On Thu, Sep 22, 2016 at 10:58 PM David Mertz <mertz@gnosis.cx> wrote:
On Thu, Sep 22, 2016 at 12:35 PM, אלעזר <elazarg@gmail.com> wrote:
I think we're talking about different things here. I just referred to the common need to use the name of the current class in type annotation

class A:
    def add(self, other: A) -> A: ...

Yeah, I find the need for using the string "A" here a wart. Rather than change the entire semantics of annotations, it feels like a placeholder for this meaning would be better.  E.g.:

class A:
    def __add__(self, other: CLS) -> CLS: ...

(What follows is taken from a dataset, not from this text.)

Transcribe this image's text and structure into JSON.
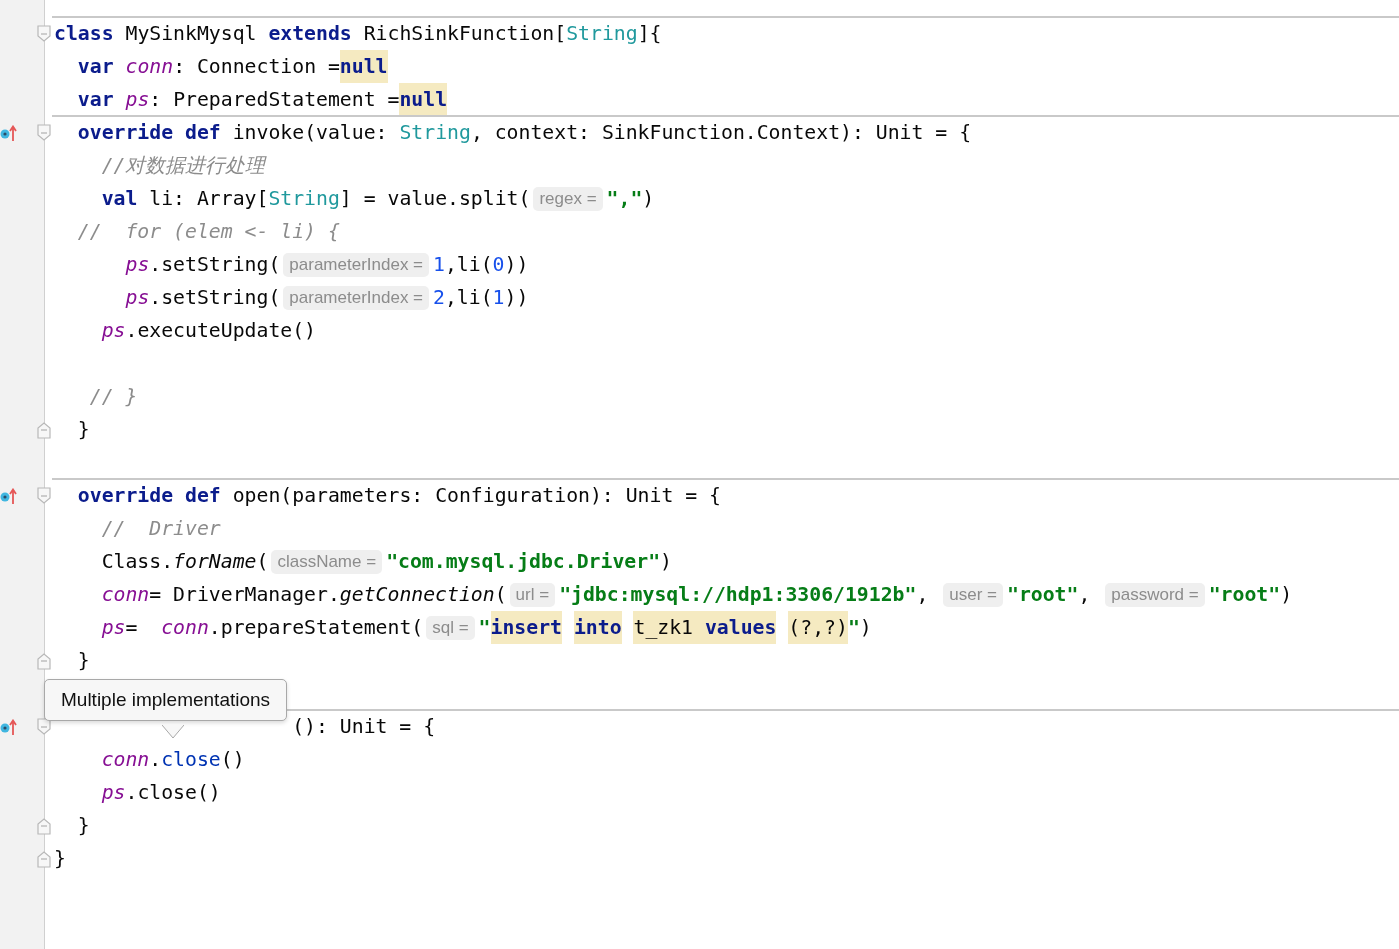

A static checker could do the magic of recognizing that special name easily enough (no harder than recognizing the quoted string).  At runtime 'CLS' could either just be a singleton with no other behavior... or perhaps it could be some sort of magic introspection object.  It's more verbose, but you can also spell it now as:

class A:
    def __add__(self, other: type(self)) -> type(self): ...

That's a little ugly, but it expresses the semantics we want.  

Mypy fails on this, and version 4.4 fails very hard and ugly, with errors for each line to the end of the file + 1. It can be fixed of course, but it's worth noting: mypy does not expect arbitrary expression - because it is an annotation.